Por: Ana Luisa Martins*, do Rio de Janeiro, RJ

Revista ResistenciaA opressão, em suas diversas formas, sempre foi ferramenta do capitalismo para superexplorar a classe trabalhadora. Mesmo algumas anteriores ao próprio sistema capitalista, como o machismo, foram profundamente incorporadas por ele.

Em nosso tempo histórico, desde a abertura da atual crise econômica mundial, o capitalismo intensificou ferozmente a combinação entre exploração e opressão. Aos planos de austeridade se somam a ofensiva ideológica conservadora. Há uma queda brutal do nível de vida e um retrocesso histórico na consciência e nos costumes.

O capitalismo está nos levando à barbárie. São os setores oprimidos (negros, mulheres, pessoas LGBTs, imigrantes) que mais sentem a fúria do capital. Há um extermínio do povo negro. Uniformes já não protegem mais jovens e crianças negras dos tiros da PM no Rio de Janeiro, sob intervenção militar. Pais presos e crianças enjauladas em bases dos EUA por tentarem um futuro do outro lado da fronteira. O desespero enchendo navios que afundam sem um porto para atracar. Os crescentes crimes de ódio contra pessoas LGBTs. A violência contra a mulher e o feminicídio, uma epidemia mundial.

O capitalismo desumaniza vidas e povos inteiros. E é sobre estes imensos setores da classe trabalhadora que, utilizando a ideologia das opressões, o sistema muda o patamar de exploração.

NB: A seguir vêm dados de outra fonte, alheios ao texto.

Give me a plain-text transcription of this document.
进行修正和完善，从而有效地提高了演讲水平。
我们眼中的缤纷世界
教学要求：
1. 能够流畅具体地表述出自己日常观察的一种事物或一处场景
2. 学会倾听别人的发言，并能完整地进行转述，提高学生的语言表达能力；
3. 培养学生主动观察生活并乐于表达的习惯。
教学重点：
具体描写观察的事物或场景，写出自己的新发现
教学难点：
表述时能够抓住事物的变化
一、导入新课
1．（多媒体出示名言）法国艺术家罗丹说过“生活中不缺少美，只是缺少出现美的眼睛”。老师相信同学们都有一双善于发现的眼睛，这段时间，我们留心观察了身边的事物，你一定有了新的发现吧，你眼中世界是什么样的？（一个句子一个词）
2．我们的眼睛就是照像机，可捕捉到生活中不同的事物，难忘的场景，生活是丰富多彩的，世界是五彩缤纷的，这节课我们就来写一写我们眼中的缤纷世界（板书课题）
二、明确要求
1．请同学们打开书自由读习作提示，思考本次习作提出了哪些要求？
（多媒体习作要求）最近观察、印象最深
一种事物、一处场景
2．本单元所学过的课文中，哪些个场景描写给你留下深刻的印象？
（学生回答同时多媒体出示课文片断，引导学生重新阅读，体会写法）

Não é possível entender o Brasil e o mundo sem considerar estes elementos do capitalismo atual. Aliás, não se entende sequer a formação das classes sem levar em conta os 388 anos de escravidão.

Não é possível se ligar profundamente a nossa classe, sem compreender a opressão que sofre, que a constitui, que media a forma como esta vê o mundo e, principalmente, como o mundo a vê.

Está fadada ao fracasso uma organização revolucionária que não hierarquize a luta contra as opressões associada à luta anticapitalista.

Capitalismo disputa os oprimidos
É necessário nitidez sobre as diversas vertentes que existem nos movimentos de opressões, que expressam distintas posições de classe.

O capitalismo, que já não consegue mais esconder sua face cruel e bárbara, é o mesmo que usa a “representatividade” para incorporar – nos discursos – as demandas dos oprimidos. Disputa ideologicamente os movimentos de resistência para ideias liberais, individualistas e segregadoras, alimentando também por aí a divisão da classe trabalhadora. Tenta sequestrar nossos símbolos e lutas, como fez a Rede Globo na cobertura da execução de Marielle ou como faz Israel patrocinando um carro na Parada LGBT de São Paulo.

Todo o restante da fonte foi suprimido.